La quale se qui ha sufficiente forza e calore, scende nondimeno un poco ad inopportuna leggerezza; onde se dal cantante non si fa ogni potere per accentarla, degenera facilmente in motivo ballabile. Il terzo atto in generale non determina adunque come gli altri i caratteri, e non rivela manifestamente il concetto dell'Opera.
Si noti che se io nel largo del tenore ho tacciato il Verdi di poca novità, non ho inteso già di farlo secondo il costume volgare. Quando una grande tradizione precede, è impossibile evitare l'imitazione negli accidenti di un'Opera; ma chi sa creare il carattere di un'Opera, chi sa creare il colorito alle situazioni principali e il carattere dei personaggi, non monta che faccia sua in qualche accidente una frase altrui: egli è grande. E tale io stimo il Verdi, e però nel parlare alcuna volta delle sue pecche io fo, per dir così, a fidanza con lui, sapendo che ai grandi ingegni torna accetta la Critica che condanna, quando però questa è leale, costumata e ragionata, e non vendereccia, villana e dommatica come quella che, salvo poche e nobili eccezioni, predomina nel giornalismo d'oggidì.

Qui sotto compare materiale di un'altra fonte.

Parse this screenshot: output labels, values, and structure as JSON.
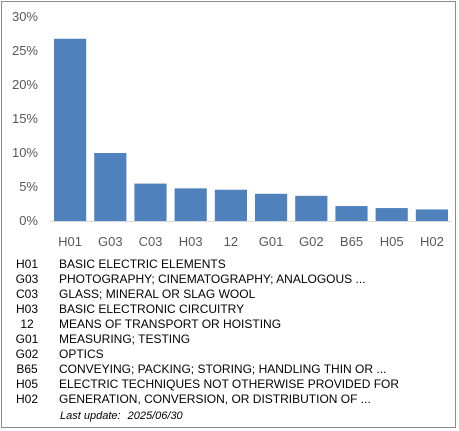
{
  "chart_data": {
    "type": "bar",
    "categories": [
      "H01",
      "G03",
      "C03",
      "H03",
      "12",
      "G01",
      "G02",
      "B65",
      "H05",
      "H02"
    ],
    "values": [
      26.8,
      10.0,
      5.5,
      4.8,
      4.6,
      4.0,
      3.7,
      2.2,
      1.9,
      1.7
    ],
    "y_ticks": [
      "0%",
      "5%",
      "10%",
      "15%",
      "20%",
      "25%",
      "30%"
    ],
    "ylim": [
      0,
      30
    ],
    "bar_color": "#4f81bd",
    "grid": false
  },
  "legend": [
    {
      "code": "H01",
      "description": "BASIC ELECTRIC ELEMENTS"
    },
    {
      "code": "G03",
      "description": "PHOTOGRAPHY; CINEMATOGRAPHY; ANALOGOUS ..."
    },
    {
      "code": "C03",
      "description": "GLASS; MINERAL OR SLAG WOOL"
    },
    {
      "code": "H03",
      "description": "BASIC ELECTRONIC CIRCUITRY"
    },
    {
      "code": "12",
      "description": "MEANS OF TRANSPORT OR HOISTING"
    },
    {
      "code": "G01",
      "description": "MEASURING; TESTING"
    },
    {
      "code": "G02",
      "description": "OPTICS"
    },
    {
      "code": "B65",
      "description": "CONVEYING; PACKING; STORING; HANDLING THIN OR ..."
    },
    {
      "code": "H05",
      "description": "ELECTRIC TECHNIQUES NOT OTHERWISE PROVIDED FOR"
    },
    {
      "code": "H02",
      "description": "GENERATION, CONVERSION, OR DISTRIBUTION OF ..."
    }
  ],
  "last_update": {
    "label": "Last update:",
    "date": "2025/06/30"
  }
}
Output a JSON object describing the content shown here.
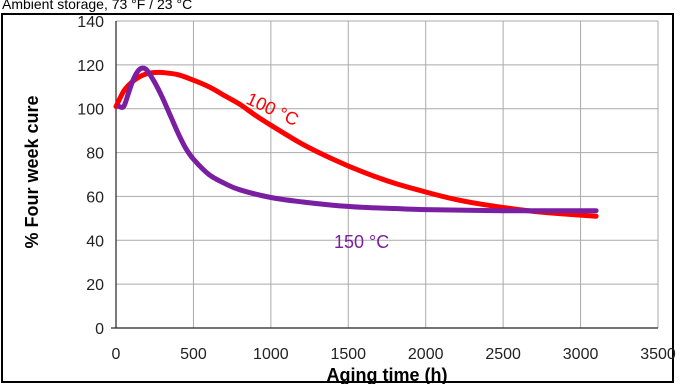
{
  "header": {
    "text": "Ambient storage, 73 °F / 23 °C"
  },
  "chart_data": {
    "type": "line",
    "title": "",
    "xlabel": "Aging time (h)",
    "ylabel": "% Four week cure",
    "xlim": [
      0,
      3500
    ],
    "ylim": [
      0,
      140
    ],
    "x_ticks": [
      0,
      500,
      1000,
      1500,
      2000,
      2500,
      3000,
      3500
    ],
    "y_ticks": [
      0,
      20,
      40,
      60,
      80,
      100,
      120,
      140
    ],
    "grid": true,
    "series": [
      {
        "name": "100 °C",
        "color": "#ff0000",
        "x": [
          0,
          50,
          100,
          150,
          200,
          250,
          300,
          400,
          500,
          600,
          700,
          800,
          900,
          1000,
          1200,
          1400,
          1600,
          1800,
          2000,
          2200,
          2400,
          2600,
          2800,
          3000,
          3100
        ],
        "y": [
          101,
          108,
          112,
          114.5,
          116,
          116.5,
          116.5,
          115.5,
          113,
          110,
          106,
          102,
          97,
          92.5,
          84,
          77,
          71,
          66,
          62,
          58.5,
          56,
          54,
          52.5,
          51.5,
          51
        ]
      },
      {
        "name": "150 °C",
        "color": "#7b1fa2",
        "x": [
          20,
          50,
          80,
          110,
          140,
          170,
          200,
          250,
          300,
          350,
          400,
          450,
          500,
          600,
          700,
          800,
          1000,
          1200,
          1400,
          1600,
          1800,
          2000,
          2500,
          3000,
          3100
        ],
        "y": [
          101,
          101,
          107,
          113,
          117,
          118.5,
          117.5,
          112,
          105,
          97,
          89,
          82,
          77,
          70,
          66,
          63,
          59.5,
          57.5,
          56,
          55,
          54.5,
          54,
          53.5,
          53.5,
          53.5
        ]
      }
    ]
  }
}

ATTO IV. Uno scrittore per valente ch'ei fosse non potrebbe ritrarre il quarto atto di quest'Opera neanche debolmente. Il sentimento che vi è sparso, la profondità che vi domina, e l'arte con cui tutto è condotto, rendono la Musica del quarto atto sovrumana cosa. Dopo un cupo suono dell'orchestra si leva la tela, e la scena rappresenta l'esterno di antico castello, in una prigione del quale vivono sepolti Manrico ed Azucena.